Sarah Morris, “Double Coil” (Knots), 2010. Household gloss paint on canvas, 152.5 x 152.5 cm. Photo: Courtesy Galerie Meyer Kainer, Vienna.
Gallery Meyer Kainer presents “It’s All True” an exhibition of new works by Sarah Morris, labeled after an unfinished documentary film by Orson Welles.
Sarah Morris is an internationally recognized painter and filmmaker, known for her complex abstractions, which play with architecture and the psychology of urban environments. Morris views her paintings as parallel to her films – both trace urban, social and bureaucratic topologies. In both these media, she explores the psychology of the contemporary city and its architecturally encoded politics. Morris assesses what today’s urban structures, bureaucracies, cities and nations might conceal and surveys how a particular moment can be inscribed and embedded into its visual surfaces. Often, these non-narrative fictional analyses result in studies of conspiratorial power, structures of control, and the mapping of global socio-political networks.

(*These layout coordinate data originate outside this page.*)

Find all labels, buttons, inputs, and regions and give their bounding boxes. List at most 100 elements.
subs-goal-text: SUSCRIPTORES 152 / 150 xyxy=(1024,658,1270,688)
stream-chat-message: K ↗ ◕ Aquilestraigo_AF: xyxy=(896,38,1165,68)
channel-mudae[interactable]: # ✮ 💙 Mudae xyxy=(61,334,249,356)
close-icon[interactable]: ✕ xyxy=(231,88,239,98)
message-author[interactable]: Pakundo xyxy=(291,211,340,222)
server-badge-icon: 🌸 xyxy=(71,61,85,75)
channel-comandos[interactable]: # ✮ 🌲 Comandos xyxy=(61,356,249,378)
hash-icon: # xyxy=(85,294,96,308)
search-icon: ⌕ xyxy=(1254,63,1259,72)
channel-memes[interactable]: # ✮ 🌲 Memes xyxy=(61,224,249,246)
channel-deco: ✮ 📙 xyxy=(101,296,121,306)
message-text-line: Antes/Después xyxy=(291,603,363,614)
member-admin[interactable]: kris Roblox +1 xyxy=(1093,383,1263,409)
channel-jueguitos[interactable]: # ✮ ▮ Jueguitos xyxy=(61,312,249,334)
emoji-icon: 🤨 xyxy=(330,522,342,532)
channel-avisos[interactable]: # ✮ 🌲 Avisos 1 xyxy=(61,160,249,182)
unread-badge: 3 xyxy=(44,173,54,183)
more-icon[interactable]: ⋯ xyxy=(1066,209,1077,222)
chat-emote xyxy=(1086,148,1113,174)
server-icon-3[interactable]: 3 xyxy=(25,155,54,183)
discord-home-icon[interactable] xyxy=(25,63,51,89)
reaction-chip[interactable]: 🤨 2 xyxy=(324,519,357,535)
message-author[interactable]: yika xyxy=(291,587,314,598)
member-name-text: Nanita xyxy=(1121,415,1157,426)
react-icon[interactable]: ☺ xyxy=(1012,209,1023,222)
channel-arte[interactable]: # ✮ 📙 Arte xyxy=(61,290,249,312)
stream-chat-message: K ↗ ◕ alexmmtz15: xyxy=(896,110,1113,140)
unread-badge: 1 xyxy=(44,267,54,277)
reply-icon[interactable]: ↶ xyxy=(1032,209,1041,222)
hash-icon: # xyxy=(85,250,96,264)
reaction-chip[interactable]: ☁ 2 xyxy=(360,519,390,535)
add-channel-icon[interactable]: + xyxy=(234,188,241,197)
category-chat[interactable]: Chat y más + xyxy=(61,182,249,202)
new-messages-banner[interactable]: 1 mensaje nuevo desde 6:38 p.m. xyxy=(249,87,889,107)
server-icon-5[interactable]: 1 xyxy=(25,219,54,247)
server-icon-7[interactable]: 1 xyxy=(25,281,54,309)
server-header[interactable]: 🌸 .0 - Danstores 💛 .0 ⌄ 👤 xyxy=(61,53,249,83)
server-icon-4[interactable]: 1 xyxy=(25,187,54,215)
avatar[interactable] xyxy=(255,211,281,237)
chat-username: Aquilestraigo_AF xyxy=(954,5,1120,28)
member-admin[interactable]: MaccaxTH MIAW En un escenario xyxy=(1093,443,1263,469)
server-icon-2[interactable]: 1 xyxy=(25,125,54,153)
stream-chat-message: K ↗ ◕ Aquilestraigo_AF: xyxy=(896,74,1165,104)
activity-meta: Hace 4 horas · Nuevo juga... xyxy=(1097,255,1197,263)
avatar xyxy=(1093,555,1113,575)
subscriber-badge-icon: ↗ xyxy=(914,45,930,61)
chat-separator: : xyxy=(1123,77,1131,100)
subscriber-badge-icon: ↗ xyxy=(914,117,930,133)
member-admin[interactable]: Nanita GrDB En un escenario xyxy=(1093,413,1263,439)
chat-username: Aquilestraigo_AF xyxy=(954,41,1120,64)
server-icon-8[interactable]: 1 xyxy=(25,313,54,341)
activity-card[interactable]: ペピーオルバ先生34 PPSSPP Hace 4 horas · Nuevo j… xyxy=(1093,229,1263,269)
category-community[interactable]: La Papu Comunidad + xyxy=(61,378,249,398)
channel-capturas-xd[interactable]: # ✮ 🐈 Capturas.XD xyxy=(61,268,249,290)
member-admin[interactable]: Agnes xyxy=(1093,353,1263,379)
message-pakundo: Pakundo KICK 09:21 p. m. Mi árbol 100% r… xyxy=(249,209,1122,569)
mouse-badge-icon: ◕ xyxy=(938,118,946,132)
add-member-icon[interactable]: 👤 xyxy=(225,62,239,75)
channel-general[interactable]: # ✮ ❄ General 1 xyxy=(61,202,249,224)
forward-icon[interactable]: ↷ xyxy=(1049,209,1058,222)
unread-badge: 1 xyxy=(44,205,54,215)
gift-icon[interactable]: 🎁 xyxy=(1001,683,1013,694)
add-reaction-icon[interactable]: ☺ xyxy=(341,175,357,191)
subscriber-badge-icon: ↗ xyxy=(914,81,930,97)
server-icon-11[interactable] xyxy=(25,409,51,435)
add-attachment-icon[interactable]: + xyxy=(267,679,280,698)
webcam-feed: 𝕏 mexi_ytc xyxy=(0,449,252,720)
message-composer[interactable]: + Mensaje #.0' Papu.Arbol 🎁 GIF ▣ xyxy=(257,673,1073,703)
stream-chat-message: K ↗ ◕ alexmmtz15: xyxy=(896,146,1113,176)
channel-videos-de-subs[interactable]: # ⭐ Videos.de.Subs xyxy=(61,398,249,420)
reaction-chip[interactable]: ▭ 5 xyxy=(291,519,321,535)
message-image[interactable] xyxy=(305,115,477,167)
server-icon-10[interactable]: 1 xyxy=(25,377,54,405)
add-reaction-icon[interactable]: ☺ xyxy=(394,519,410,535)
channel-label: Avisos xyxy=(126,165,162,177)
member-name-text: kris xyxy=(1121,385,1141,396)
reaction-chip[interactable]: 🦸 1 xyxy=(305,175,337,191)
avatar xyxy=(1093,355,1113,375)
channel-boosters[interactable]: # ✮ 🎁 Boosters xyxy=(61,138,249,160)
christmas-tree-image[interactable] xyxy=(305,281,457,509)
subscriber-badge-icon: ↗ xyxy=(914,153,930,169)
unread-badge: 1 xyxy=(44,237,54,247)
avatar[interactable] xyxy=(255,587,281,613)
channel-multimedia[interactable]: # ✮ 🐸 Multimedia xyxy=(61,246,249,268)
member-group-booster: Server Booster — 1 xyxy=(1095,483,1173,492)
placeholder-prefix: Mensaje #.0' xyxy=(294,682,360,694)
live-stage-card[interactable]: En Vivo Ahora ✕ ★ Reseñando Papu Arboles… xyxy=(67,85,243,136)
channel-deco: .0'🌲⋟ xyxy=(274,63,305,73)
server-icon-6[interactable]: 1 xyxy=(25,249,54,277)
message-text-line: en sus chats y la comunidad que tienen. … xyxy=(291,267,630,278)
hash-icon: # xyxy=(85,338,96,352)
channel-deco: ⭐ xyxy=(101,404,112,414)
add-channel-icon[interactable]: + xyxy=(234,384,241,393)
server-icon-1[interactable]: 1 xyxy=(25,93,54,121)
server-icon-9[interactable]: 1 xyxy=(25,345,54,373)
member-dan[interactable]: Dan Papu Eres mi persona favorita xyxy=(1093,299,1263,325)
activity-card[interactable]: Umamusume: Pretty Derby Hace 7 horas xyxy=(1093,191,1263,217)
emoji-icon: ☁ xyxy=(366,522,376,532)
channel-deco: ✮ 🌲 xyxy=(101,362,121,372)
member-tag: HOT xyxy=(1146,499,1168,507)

In this exhibition, Morris will be exhibiting a new series of paintings, “Knots” and “Clips”. Forms reminiscent of knots or paper clips intertwine. These simple binding structures suggest a transition from enduring utility to contingent organization or text, data and copied material. Morris’s paintings create a form that is continuously splintering and self-generating, and without resolution, creating after-images of capitalism and pre-images of new systems of control. Morris’s project, which spans both painting and film, creates a new level of discourse – playing simultaneously architecture, industrial design, entertainment, commerce and politics. Morris portrays, with beguiling perfection, bureaucratic structures of control and networks and the attempt to mask their own power. The infiltration and use of these mainstream forms and the creation of systems of interpretation that are ambivalent and even possibly contradictory is achieved by engaging and investigating moments of failure toward its use and avoidance.
Also on show is film “1972”. This is the second time (since /Robert Towne/, 2005) that Sarah Morris decided to shift her lens from the wide panoramic view of a city to an intimate portrait of an individual citizen of that city. Georg Sieber was the head psychologist of the Olympic Police and the Munich Police in 1972.?Sieber was hired by the International Olympic Committee and Munich Police to project possible scenarios that would jeopardize the safety of the Olympic Games and prepare the security training that they would require. Contrary to the common perception that the Germans were not prepared, Sieber exposes a very different analysis of what occurred that day: The dramatic hostage-taking of the israeli olympic team by members of the terror group Black September.
The exhibition will also feature Morris’s new film Beijing shot during the 2008 Olympics. Beijing observes the overwhelmingly perplexing and contradictory economy and politics of China, made all the more resonant in the current climate of the global credit crisis. The film explores the spectacle that unfolded during the opening of the 2008 Olympics. Shot from multiple perspectives and given unprecedented access by the International Olympic Committee, Beijing captures the variances within the city, from the urban routine of its citizens to the choreographed actions of various heads of state. Morris employs the notion of duality, coupling it with the constant presence of the spectacle or the event and its constant multiple interpretations. Morris’s version of cinema vérité uses not only architecture and its infrastructure as phantom characters, but also exposes political leaders, Olympic athletes, actors, film directors, and architects in a quasi-narrativ e about this developing city that opens up numerous fictional possibilities and questions the authorship of the spectacle itself and ultimately, the role of the artist.